Seven figure income now commonplace among college basketball coaches, new study shows

Butler coach Brad Stevens watches his team practice on Friday, April 2, 2010, at Lucas Oil Stadium. (James Brosher / IU Student News Bureau)

When Butler faces Michigan State in Saturday’s first semi-final game of the Final Four, its small school, underdog story will manifest itself in ways beyond the court. Like in the coaches’ wallets.

In terms of the pay of the head coaches, Butler vs. Michigan State is a David vs. Goliath matchup. Michigan State coach Tom Izzo will make more than $3 million this year, making him one of only a handful of coaches in America above that threshold. Butler coach Brad Stevens’ guaranteed income for this school year falls below $400,000.

Pay gaps like this one are among the revelations in a new USA Today study that was published Friday in partnership with the IU National Sports Journalism Center. The study explored the coaches’ salaries of the 65 teams in the 2009 NCAA men’s tournament. More than half the teams in last year’s tournament featured a coach with a contract guaranteeing at least $1 million, and nine coaches made above $2 million. Four teams (Duke, Louisville, Kansas and Michigan State) paid its coach at least $3 million.

In a similar report from USA Today in 2006, only one coach – Kentucky’s Tubby Smith – earned more than $2 million.

Former University of Virginia men’s basketball coach Dave Leitao, now the president of the Indianapolis-based Black Coaches and Administrators, told IU journalism students this week that coaches’ salaries reflect the fact that college basketball is now a “multi-million dollar business.” 

For a team like Michigan State, “multi-million” defines its athletic budget. The Spartans’ athletic program had operating revenue of $79.3 million, and $81.4 million in total operating expenses in 2008-09, according to another USA Today report published in January.

Izzo, who is coaching in his sixth Final Four this weekend, will earn $3,083,300 in income this academic year, and potentially another $850,000 in incentives. In the study, Izzo only trailed Duke’s Mike Krzyzewski, Louisville’s Rick Pitino and Kansas’ Bill Self in annual income.

During a news conference at Lucas Oil Stadium in Indianapolis on Friday, Izzo said coaches now must spend more time dealing with players in off-court situations. But he also said that, in the big picture, not much has changed for coaches during their careers.

“I don’t think there are a million things that have really changed,” Izzo said.

So why do coaches’ salaries continue to increase?

For one thing, college basketball is a thriving business.

“I think it’s like anything else, it’s what the market bears,” West Virginia coach Bob Huggins said.

Krzyzewski, the highest paid coach in the study with $4.1 million in compensation this school year, echoed Huggins.

“If you’re at a program for a long time, if you’re at a school for a long time, you become much more than just a basketball coach at the school,” Krzyzewski said Friday. “You become an ambassador for the school.”

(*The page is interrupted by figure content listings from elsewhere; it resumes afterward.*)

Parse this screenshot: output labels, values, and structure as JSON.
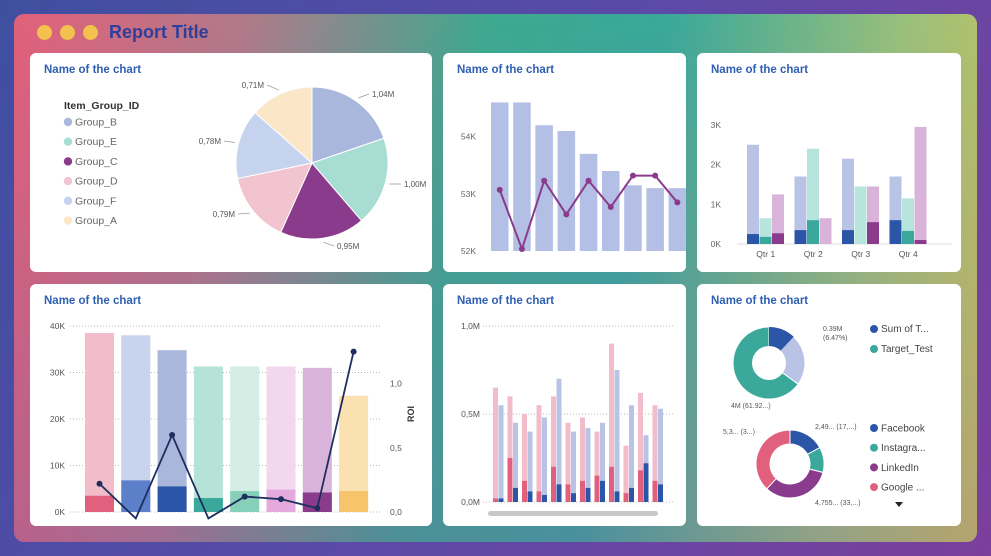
{
  "report_title": "Report Title",
  "colors": {
    "accent": "#2d3f9a",
    "dot": "#f2c14e"
  },
  "cards": {
    "c1": {
      "title": "Name of the chart"
    },
    "c2": {
      "title": "Name of the chart"
    },
    "c3": {
      "title": "Name of the chart"
    },
    "c4": {
      "title": "Name of the chart"
    },
    "c5": {
      "title": "Name of the chart"
    },
    "c6": {
      "title": "Name of the chart"
    }
  },
  "chart_data": [
    {
      "type": "pie",
      "legend_title": "Item_Group_ID",
      "slices": [
        {
          "name": "Group_B",
          "label": "1,04M",
          "value": 1.04,
          "color": "#aab7dd"
        },
        {
          "name": "Group_E",
          "label": "1,00M",
          "value": 1.0,
          "color": "#a8ddd3"
        },
        {
          "name": "Group_C",
          "label": "0,95M",
          "value": 0.95,
          "color": "#8a3b8b"
        },
        {
          "name": "Group_D",
          "label": "0,79M",
          "value": 0.79,
          "color": "#f2c4cf"
        },
        {
          "name": "Group_F",
          "label": "0,78M",
          "value": 0.78,
          "color": "#c6d3ee"
        },
        {
          "name": "Group_A",
          "label": "0,71M",
          "value": 0.71,
          "color": "#fbe7c7"
        }
      ]
    },
    {
      "type": "bar",
      "y_ticks": [
        "54K",
        "53K",
        "52K"
      ],
      "ylim": [
        52000,
        54800
      ],
      "bars": [
        54600,
        54600,
        54200,
        54100,
        53700,
        53400,
        53150,
        53100,
        53100
      ],
      "line": [
        53070,
        52020,
        53230,
        52640,
        53230,
        52770,
        53320,
        53320,
        52850
      ]
    },
    {
      "type": "bar",
      "categories": [
        "Qtr 1",
        "Qtr 2",
        "Qtr 3",
        "Qtr 4"
      ],
      "y_ticks": [
        "3K",
        "2K",
        "1K",
        "0K"
      ],
      "ylim": [
        0,
        3300
      ],
      "series": [
        {
          "values": [
            2500,
            1700,
            2150,
            1700
          ],
          "color": "#b9c3e6"
        },
        {
          "values": [
            650,
            2400,
            1450,
            1150
          ],
          "color": "#b7e4dc"
        },
        {
          "values": [
            1250,
            650,
            1450,
            2950
          ],
          "color": "#d9b3d9"
        }
      ],
      "inner": [
        {
          "values": [
            250,
            350,
            350,
            600
          ],
          "color": "#2b56a7"
        },
        {
          "values": [
            180,
            600,
            0,
            330
          ],
          "color": "#3aa89a"
        },
        {
          "values": [
            270,
            0,
            550,
            100
          ],
          "color": "#8a3b8b"
        }
      ]
    },
    {
      "type": "bar",
      "y_ticks": [
        "40K",
        "30K",
        "20K",
        "10K",
        "0K"
      ],
      "y2_ticks": [
        "1,0",
        "0,5",
        "0,0"
      ],
      "y2_label": "ROI",
      "ylim": [
        0,
        40000
      ],
      "bars": [
        {
          "total": 38500,
          "part": 3500,
          "bg": "#f2bccb",
          "fg": "#e0607e"
        },
        {
          "total": 38000,
          "part": 6800,
          "bg": "#c8d3ee",
          "fg": "#5b7fc9"
        },
        {
          "total": 34800,
          "part": 5500,
          "bg": "#aab7dd",
          "fg": "#2b56a7"
        },
        {
          "total": 31300,
          "part": 3000,
          "bg": "#b5e3d7",
          "fg": "#3aa89a"
        },
        {
          "total": 31300,
          "part": 4500,
          "bg": "#d4eee6",
          "fg": "#86d0b9"
        },
        {
          "total": 31300,
          "part": 4800,
          "bg": "#f2d8ee",
          "fg": "#e6a9dd"
        },
        {
          "total": 31000,
          "part": 4200,
          "bg": "#d9b3d9",
          "fg": "#8a3b8b"
        },
        {
          "total": 25000,
          "part": 4500,
          "bg": "#fbe0b0",
          "fg": "#f6c46a"
        }
      ],
      "roi": [
        0.22,
        -0.05,
        0.6,
        -0.05,
        0.12,
        0.1,
        0.03,
        1.25
      ]
    },
    {
      "type": "bar",
      "y_ticks": [
        "1,0M",
        "0,5M",
        "0,0M"
      ],
      "ylim": [
        0,
        1.0
      ],
      "groups": [
        [
          0.65,
          0.02,
          0.55,
          0.02
        ],
        [
          0.6,
          0.25,
          0.45,
          0.08
        ],
        [
          0.5,
          0.12,
          0.4,
          0.06
        ],
        [
          0.55,
          0.06,
          0.48,
          0.04
        ],
        [
          0.6,
          0.2,
          0.7,
          0.1
        ],
        [
          0.45,
          0.1,
          0.4,
          0.05
        ],
        [
          0.48,
          0.12,
          0.42,
          0.08
        ],
        [
          0.4,
          0.15,
          0.45,
          0.12
        ],
        [
          0.9,
          0.2,
          0.75,
          0.06
        ],
        [
          0.32,
          0.05,
          0.55,
          0.08
        ],
        [
          0.62,
          0.18,
          0.38,
          0.22
        ],
        [
          0.55,
          0.12,
          0.53,
          0.1
        ]
      ]
    },
    {
      "type": "pie",
      "donut1": {
        "legend": [
          {
            "name": "Sum of T...",
            "color": "#2b56a7"
          },
          {
            "name": "Target_Test",
            "color": "#3aa89a"
          }
        ],
        "labels": [
          "0.39M\n(6.47%)",
          "4M (61.92...)"
        ],
        "slices": [
          {
            "value": 0.35,
            "color": "#b9c3e6"
          },
          {
            "value": 0.65,
            "color": "#3aa89a"
          }
        ],
        "inner": {
          "value": 0.12,
          "color": "#2b56a7"
        }
      },
      "donut2": {
        "legend": [
          {
            "name": "Facebook",
            "color": "#2b56a7"
          },
          {
            "name": "Instagra...",
            "color": "#3aa89a"
          },
          {
            "name": "LinkedIn",
            "color": "#8a3b8b"
          },
          {
            "name": "Google ...",
            "color": "#e0607e"
          }
        ],
        "labels": [
          "2,49... (17,...)",
          "5,3... (3...)",
          "4,755... (33,...)"
        ],
        "slices": [
          {
            "value": 0.17,
            "color": "#2b56a7"
          },
          {
            "value": 0.12,
            "color": "#3aa89a"
          },
          {
            "value": 0.33,
            "color": "#8a3b8b"
          },
          {
            "value": 0.38,
            "color": "#e0607e"
          }
        ]
      }
    }
  ]
}
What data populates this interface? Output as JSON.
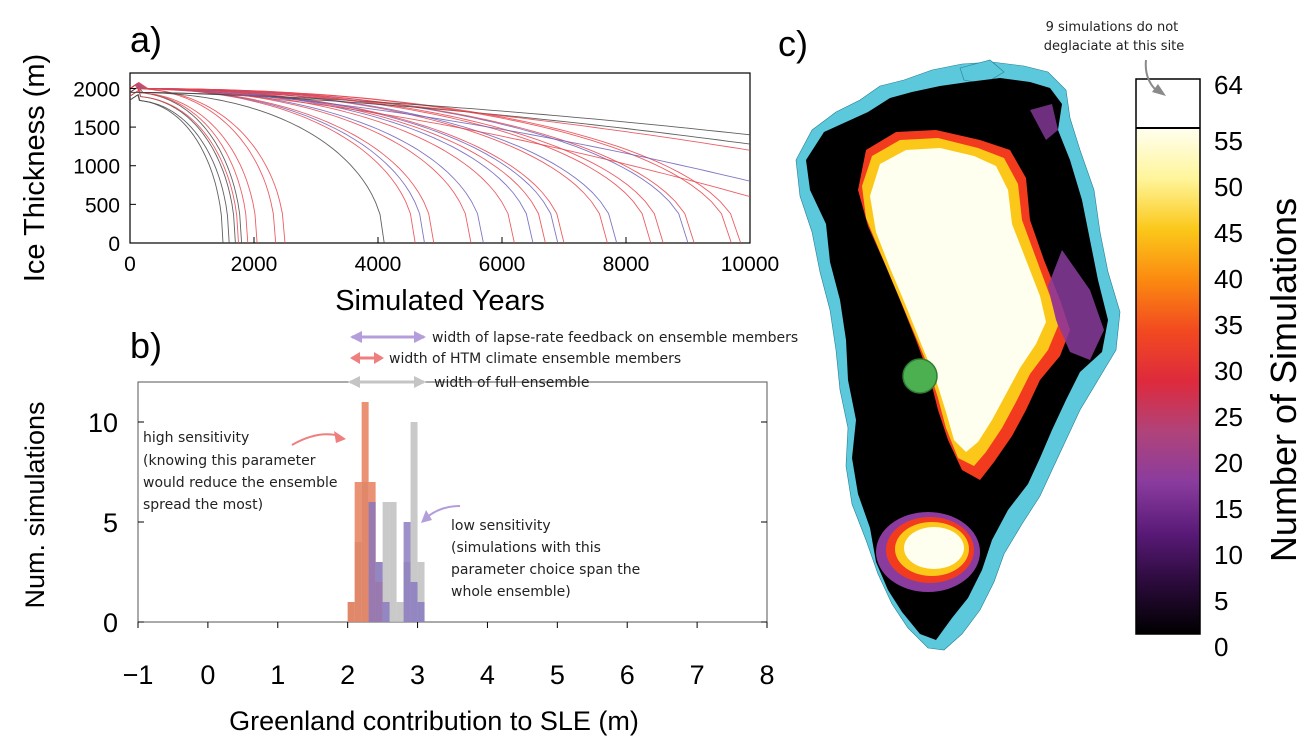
{
  "colors": {
    "red": "#e8424a",
    "blue_purple": "#6a5fb8",
    "gray_black": "#444444",
    "hist_orange": "#e67a55",
    "hist_purple": "#8878c0",
    "hist_gray": "#bdbdbd",
    "arrow_purple": "#b39ddb",
    "arrow_red": "#ef7f7f",
    "arrow_gray": "#c4c4c4",
    "ocean_ice": "#5bc8dc",
    "green_site": "#4caf50"
  },
  "panel_a": {
    "label": "a)",
    "chart_data": {
      "type": "line",
      "xlabel": "Simulated Years",
      "ylabel": "Ice Thickness (m)",
      "xlim": [
        0,
        10000
      ],
      "ylim": [
        0,
        2200
      ],
      "xticks": [
        "0",
        "2000",
        "4000",
        "6000",
        "8000",
        "10000"
      ],
      "yticks": [
        "0",
        "500",
        "1000",
        "1500",
        "2000"
      ],
      "series": [
        {
          "color": "gray_black",
          "end_year": 1500,
          "start": 1850
        },
        {
          "color": "gray_black",
          "end_year": 1600,
          "start": 1850
        },
        {
          "color": "gray_black",
          "end_year": 1700,
          "start": 1900
        },
        {
          "color": "gray_black",
          "end_year": 1800,
          "start": 1950
        },
        {
          "color": "red",
          "end_year": 1750,
          "start": 1900
        },
        {
          "color": "red",
          "end_year": 1900,
          "start": 1950
        },
        {
          "color": "red",
          "end_year": 2050,
          "start": 1950
        },
        {
          "color": "red",
          "end_year": 2350,
          "start": 2000
        },
        {
          "color": "red",
          "end_year": 2500,
          "start": 2000
        },
        {
          "color": "gray_black",
          "end_year": 4100,
          "start": 1950
        },
        {
          "color": "red",
          "end_year": 4600,
          "start": 2000
        },
        {
          "color": "blue_purple",
          "end_year": 4750,
          "start": 2000
        },
        {
          "color": "red",
          "end_year": 4900,
          "start": 2000
        },
        {
          "color": "red",
          "end_year": 5500,
          "start": 2000
        },
        {
          "color": "blue_purple",
          "end_year": 5700,
          "start": 2000
        },
        {
          "color": "red",
          "end_year": 6200,
          "start": 2000
        },
        {
          "color": "blue_purple",
          "end_year": 6500,
          "start": 2000
        },
        {
          "color": "red",
          "end_year": 6700,
          "start": 2000
        },
        {
          "color": "blue_purple",
          "end_year": 6900,
          "start": 2000
        },
        {
          "color": "red",
          "end_year": 7000,
          "start": 2000
        },
        {
          "color": "red",
          "end_year": 7700,
          "start": 2000
        },
        {
          "color": "blue_purple",
          "end_year": 7850,
          "start": 2000
        },
        {
          "color": "red",
          "end_year": 8400,
          "start": 2000
        },
        {
          "color": "red",
          "end_year": 8600,
          "start": 2000
        },
        {
          "color": "blue_purple",
          "end_year": 9000,
          "start": 2000
        },
        {
          "color": "red",
          "end_year": 9100,
          "start": 2000
        },
        {
          "color": "red",
          "end_year": 9700,
          "start": 2000
        },
        {
          "color": "red",
          "end_year": 9850,
          "start": 2000
        },
        {
          "color": "gray_black",
          "end_year": null,
          "start": 1950,
          "final": 1400
        },
        {
          "color": "gray_black",
          "end_year": null,
          "start": 1950,
          "final": 1280
        },
        {
          "color": "red",
          "end_year": null,
          "start": 2000,
          "final": 1200
        },
        {
          "color": "blue_purple",
          "end_year": null,
          "start": 2000,
          "final": 800
        },
        {
          "color": "red",
          "end_year": null,
          "start": 2000,
          "final": 600
        }
      ]
    }
  },
  "panel_b": {
    "label": "b)",
    "chart_data": {
      "type": "bar",
      "xlabel": "Greenland contribution to SLE (m)",
      "ylabel": "Num. simulations",
      "xlim": [
        -1,
        8
      ],
      "ylim": [
        0,
        12
      ],
      "xticks": [
        "−1",
        "0",
        "1",
        "2",
        "3",
        "4",
        "5",
        "6",
        "7",
        "8"
      ],
      "yticks": [
        "0",
        "5",
        "10"
      ],
      "bin_width": 0.1,
      "series": [
        {
          "color": "hist_gray",
          "x": [
            2.0,
            2.1,
            2.2,
            2.3,
            2.4,
            2.5,
            2.6,
            2.7,
            2.8,
            2.9,
            3.0
          ],
          "values": [
            1,
            4,
            7,
            6,
            3,
            6,
            6,
            1,
            3,
            10,
            3
          ]
        },
        {
          "color": "hist_orange",
          "x": [
            2.0,
            2.1,
            2.2,
            2.3,
            2.4
          ],
          "values": [
            1,
            7,
            11,
            7,
            2
          ]
        },
        {
          "color": "hist_purple",
          "x": [
            2.3,
            2.4,
            2.5,
            2.8,
            2.9,
            3.0
          ],
          "values": [
            6,
            3,
            1,
            5,
            2,
            1
          ]
        }
      ]
    },
    "legend": {
      "lapse_rate": "width of lapse-rate feedback on ensemble members",
      "htm": "width of HTM climate ensemble members",
      "full": "width of full ensemble"
    },
    "annotations": {
      "high": [
        "high sensitivity",
        "(knowing this parameter",
        "would reduce the ensemble",
        "spread the most)"
      ],
      "low": [
        "low sensitivity",
        "(simulations with this",
        "parameter choice span the",
        "whole ensemble)"
      ]
    }
  },
  "panel_c": {
    "label": "c)",
    "colorbar_label": "Number of Simulations",
    "colorbar_ticks": [
      "0",
      "5",
      "10",
      "15",
      "20",
      "25",
      "30",
      "35",
      "40",
      "45",
      "50",
      "55",
      "64"
    ],
    "colorbar_stops": [
      "#000000",
      "#2a0a3a",
      "#5a1a78",
      "#8a3c9e",
      "#b0437a",
      "#de2a3c",
      "#f24a20",
      "#fb8a10",
      "#fbc81a",
      "#fff59a",
      "#fffff0"
    ],
    "note": [
      "9 simulations do not",
      "deglaciate at this site"
    ]
  }
}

For his part, Leitao said that with higher salaries come heightened expectations. He speaks from experience. Two years after being named the Atlantic Coast Conference Coach of the Year, Leitao resigned amid school pressure after a 10-18 season and last place finish in the ACC.

“The expectations are monumental in what the administration wants a coach to do,” Leitao said. “It has become a lot more difficult job.”

For schools outside the major power conferences, the expectations often remain high, even if the pay isn’t. 

For example, Wake Forest was the only tournament qualifier last year from the major six major college athletic conferences that paid its coach under $1 million. In contrast, no coaches from the non-power conferences reached seven figures. Portland State qualified for the 2009 tournament with coach Tyler Geving making $120,000 per year.

One goal for smaller schools often is for the institution to earn name recognition through the tournament, such as Butler this season or George Mason, which made a Final Four run in 2006. In an effort to do that, Leitao said coaching turnover becomes more prevalent. This year, 30 schools have made coaching changes since the end of the regular season, and 23 of the coaches are from non power-conferences.

“The upside of those expectations is a Butler, which has become the darling of the NCAA Tournament,” Leitao said. “The downside is coaches losing their jobs – a lot unfairly.”

For schools small and large, Leitao doesn’t think the increased salaries will slow down.

“I don’t see salary caps coming for coaches,” Leitao said. “Is there going to be a day when a college coach makes $5 million or $7 million? The money keeps rolling in and it has got to go somewhere.”

A team of Indiana University journalists is reporting for the Final Four Student News Bureau, a project between IU’s National Sports Journalism Center and the NCAA at the men’s tournament in Indianapolis.